Une mesure de déréférencement vise à faire supprimer un ou plusieurs résultats fournis par un moteur de recherche. Cependant le site reste accessible, si on conserve le lien « URL ».
-Enfin la loi DDADUE prévoit une dernière mesure qui à ce jour n’a jamais été utilisée. Il permet d’enjoindre aux opérateurs de registre ou aux bureaux d’enregistrements de domaines de prendre des mesures de blocage d’un nom de domaine, d’une durée maximale de trois mois, renouvelables une fois ou si l’infraction persiste une mesure de suppression du nom de domaine.
De surcroît, cette mesure est réservée au cas les plus graves, car le site ne pourra plus être accessible même si l’on dispose de « l’URL », il est définitivement « banni » du territoire.
L’objet de la QPC :
La société requérante reprochait à l’administration d’avoir enjoint le déréférencement au gestionnaire d’interface en ligne sans intervention d’un juge et aucune limite de temps. De plus, cette action s’applique à tous les contenus manifestement illicites ou non. Ainsi, cette mesure serait contraire à la liberté d’expression et de communication et d’entreprendre.
La décision du conseil constitutionnel : Une limitation de la liberté de communication au profit de la protection du consommateur.
Après avoir énoncé l’importance des services de communication en ligne et de leur rôle dans la vie démocratique et de l’expression des idées et des opinions, le Conseil Constitutionnel rappelle que la législation peut y porter atteinte dès lors que la mesure est nécessaire, adaptée et proportionnée à l’objectif poursuivi.
En l’espèce, la disposition contestée s’inscrit dans un objectif d’intérêt général ayant pour finalité de protéger le consommateur et d’assurer la loyauté des transactions commerciales en ligne.
Dans un second temps les sages rappellent que le législateur est venu encadrer précisément cette mesure. En effet, le déréférencement a uniquement vocation à s’appliquer à des sites internet ou applications à but commercial exploités par un professionnel. De plus, les pratiques commerciales doivent être caractérisées par des infractions punies d’au moins d’une peine deux ans d’emprisonnement et de nature à porter atteinte à la loyauté des transactions ou de l’intérêt des consommateurs. Enfin, les contenus présents sur le site doivent présenter un caractère manifestement illicite.

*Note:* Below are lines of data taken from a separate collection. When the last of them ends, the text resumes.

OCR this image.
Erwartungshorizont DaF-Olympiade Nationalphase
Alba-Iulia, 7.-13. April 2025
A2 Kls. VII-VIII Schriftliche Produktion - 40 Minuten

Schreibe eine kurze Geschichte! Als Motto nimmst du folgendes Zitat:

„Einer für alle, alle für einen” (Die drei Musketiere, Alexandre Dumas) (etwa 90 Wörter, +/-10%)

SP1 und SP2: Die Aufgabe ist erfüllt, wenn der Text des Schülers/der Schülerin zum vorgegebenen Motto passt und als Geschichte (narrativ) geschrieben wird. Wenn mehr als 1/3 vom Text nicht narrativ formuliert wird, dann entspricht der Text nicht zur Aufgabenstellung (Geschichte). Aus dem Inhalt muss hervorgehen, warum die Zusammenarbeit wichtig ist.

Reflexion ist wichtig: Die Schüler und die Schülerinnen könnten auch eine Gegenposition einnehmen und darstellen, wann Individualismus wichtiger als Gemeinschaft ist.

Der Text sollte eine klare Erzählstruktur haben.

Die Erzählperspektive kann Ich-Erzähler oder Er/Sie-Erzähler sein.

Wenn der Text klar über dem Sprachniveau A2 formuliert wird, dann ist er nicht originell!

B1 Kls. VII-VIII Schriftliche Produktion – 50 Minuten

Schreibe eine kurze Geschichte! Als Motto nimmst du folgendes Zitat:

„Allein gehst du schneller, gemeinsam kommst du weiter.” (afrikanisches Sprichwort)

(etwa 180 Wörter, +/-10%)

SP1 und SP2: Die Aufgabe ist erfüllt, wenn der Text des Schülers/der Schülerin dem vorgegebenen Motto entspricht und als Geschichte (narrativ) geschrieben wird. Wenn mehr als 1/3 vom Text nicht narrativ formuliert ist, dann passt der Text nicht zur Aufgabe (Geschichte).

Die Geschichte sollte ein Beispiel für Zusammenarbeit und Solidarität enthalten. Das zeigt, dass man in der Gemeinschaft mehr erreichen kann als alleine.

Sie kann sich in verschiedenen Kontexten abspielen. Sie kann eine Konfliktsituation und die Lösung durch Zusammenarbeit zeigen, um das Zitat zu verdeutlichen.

Cependant le législateur ne s’est pas arrêté là pour venir encadrer cette puissante mesure. Ce dispositif doit suivre une procédure a priori. Il faut tout d’abord au préalable effectuer une injonction de mise en conformité, qui peut être contestée devant le juge.
De plus, l’intervention du juge est aussi possible lorsque la mesure de déréférencement est prise via un recours en référé sous 48H. Il peut apprécier notamment la proportionnalité de la mesure c’est à dire si l’entière du site doit être déréférencé ou une partie de l’interface en ligne.
Sur la liberté d’entreprendre, la mesure n’empêche pas l’accessibilité au site du fait que leurs adresses demeurent directement accessibles en ligne. Elle est donc écartée.
Une demi-mesure :
Malgré une avancée dans notre arsenal juridique pour encadrer les plateformes de e-commerce, cette mesure reflète un sentiment d’inachevé. En effet, le site est « invisible » sur les moteurs de recherche, cependant il suffit d’écrire son adresse URL exacte pour y accéder, facilement trouvable sur internet. Une autre pratique pour contourner ce déréférencement est d’utiliser un VPN et de se connecter à un moteur de recherche étranger.
Cette mesure aura bien sur des effets sur les consommateurs « novices » d’e-commerce, car ils ne tomberont plus sur des produits contraires à la réglementation européenne. Toutefois, les utilisateurs habitués du site continueront d’importer des produits contrefaits et dangereux sur notre territoire.